The one Martian that is well designed and utterly spooky is the Intelligence, a very cleverly designed villain, with just a head and the upper part of a torso inside a glass sphere, never speaking, but just staring from her jar, controlling Martians and humans alike with her mind. How they did the special effects of removing most of actor Luz Potter’s body is still a mystery to me. Apparently billed as ”Luce”on IMDb her name is however spelled Luz in her Telegraph obituary from 2000. Potter appeared in a number of films, including The Incredible Shrinking Man (1957).

Endless stock footage of American military WWII exercise has been used and re-used to pad out the running time. When we see the same shots of tanks rolling around a muddy field firing artillery for the second and third time, we know the editor (Arthur Roberts) is in trouble. The same goes for the shots of Martians running around in the tunnels. Not only are shots of the six lumbering extras re-used, but they are also horizontally flipped, re-used and then the flipped images are re-used again.
Jimmy Hunt’s constant exclamations of ”Gee whiz!” and ”Gosh!” are sure hallmarks of the fact that this film is made in the fifties, and Hunt’s constant expression throughout the film is one of a person who has just bitten a lemon. In short, he is the classic boy actor, and despite his rather extensive pre-teen career, this seems to be the only one of his films that really stuck. In truth, Hunt avoids becoming the fall-down of the movie by being just nuanced enough to make the performance endurable, and his up-nosed charm isn’t lost on the viewer. Hunt left show-biz in the mid-fifties, but had a cameo as the police chief in the 1986 remake of the film.
Arthur Franz is pleasant as Dr. Kelston, and is able to deliver some really daft lines without making them sound too outlandish. Perhaps the best performance of the film is put in by Leif Erickson, playing the father George MacLean. He is so warm and loving in the beginning of the film, that it comes as a real shock as he gets abducted and turns into an evil menace to his son. Hillary Brooke is quite good as the mother, even if she doesn’t get that much screen time. One actor we are extremely happy to see getting a fair amount of exposure is Morris Ankrum, who plays the no-nonsense Colonel Fielding, perhaps the real hero of the film.
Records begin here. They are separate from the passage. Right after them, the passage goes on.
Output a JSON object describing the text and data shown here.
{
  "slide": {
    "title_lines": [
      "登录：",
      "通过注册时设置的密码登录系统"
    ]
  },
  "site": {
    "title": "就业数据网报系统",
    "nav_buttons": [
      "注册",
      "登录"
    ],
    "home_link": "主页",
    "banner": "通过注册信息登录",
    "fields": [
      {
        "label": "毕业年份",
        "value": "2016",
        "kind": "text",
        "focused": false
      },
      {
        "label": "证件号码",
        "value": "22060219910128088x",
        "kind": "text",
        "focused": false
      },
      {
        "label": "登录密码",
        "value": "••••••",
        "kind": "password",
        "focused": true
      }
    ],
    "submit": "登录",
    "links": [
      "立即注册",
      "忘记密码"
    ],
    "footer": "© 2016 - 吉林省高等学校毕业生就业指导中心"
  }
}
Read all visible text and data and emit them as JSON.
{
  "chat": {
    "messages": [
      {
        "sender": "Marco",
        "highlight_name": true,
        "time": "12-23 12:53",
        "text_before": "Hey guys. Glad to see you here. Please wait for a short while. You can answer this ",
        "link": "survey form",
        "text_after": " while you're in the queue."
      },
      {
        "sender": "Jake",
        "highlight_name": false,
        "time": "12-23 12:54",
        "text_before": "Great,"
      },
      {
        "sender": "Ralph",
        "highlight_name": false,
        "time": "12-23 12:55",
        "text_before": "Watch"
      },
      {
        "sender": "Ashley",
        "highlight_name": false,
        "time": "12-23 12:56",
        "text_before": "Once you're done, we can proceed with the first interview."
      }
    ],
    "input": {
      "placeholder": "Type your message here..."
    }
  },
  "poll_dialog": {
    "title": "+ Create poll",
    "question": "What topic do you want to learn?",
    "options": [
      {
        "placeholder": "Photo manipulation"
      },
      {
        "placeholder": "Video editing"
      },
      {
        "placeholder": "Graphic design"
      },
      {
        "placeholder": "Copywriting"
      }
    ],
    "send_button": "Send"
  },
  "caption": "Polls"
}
Invaders from Mars received generally positive reviews upon its release, with the caveat that it was strictly kiddie fare. Pseudonym “O.A.G.” wrote for the NY Times that “it will probably frighten witless a lot of small children”. The review continued: “While adults will find it difficult to become indignant over this pablum, it is a pictorial ‘funnybook.’ Full of impossible actions and childish imaginings, it was designed to meet the demands of today’s space-struck youngsters.” Variety praised Menzies’ “fine direction” and the “credible” actors. And Harrison’s Reports said: “A pretty good science-fiction melodrama […]. The story […] is highly imaginative, but it is packed with suspense from start to finish and should thrill the action fans, especially the youngsters.”
The movie has a solid but not stellar 6.3/10 rating on IMDb, but an 82% approval rating on Rotten Tomatoes. Today, critics have mixed feelings about Invaders from Mars. Time Out gives a scathing review, calling it “a sci-fi cheapie about another invasion of the body snatchers”, ignoring the fact that this was actually the very first sci-fi cheapy about an invasion of the body snatchers. The magazine goes on to write that it “has some chillingly effective moments but doesn’t really live up to its reputation”. AllMovie gives the picture 2.5/5 stars, with Patrick Legare calling it “one of those films that many people fondly recall seeing as a child, but have to laugh at a bit when they see it as adults”. According to Legare Menzies “keeps things flowing and his art direction is quite good considering what must have been an extremely low budget”, and that the “pajama-costumed Martians and second-rate cast […] make for an entertaining trip down memory lane, even if the film seems like a potential candidate for a Mystery Science Theater 3000 treatment”. Chris Barsanti likewise writes in The Sfi-Fi Movie Guide that it is “a famous but dated sci-fi fave” that can “be enjoyed both as a juvie adventure and on a deeper level”.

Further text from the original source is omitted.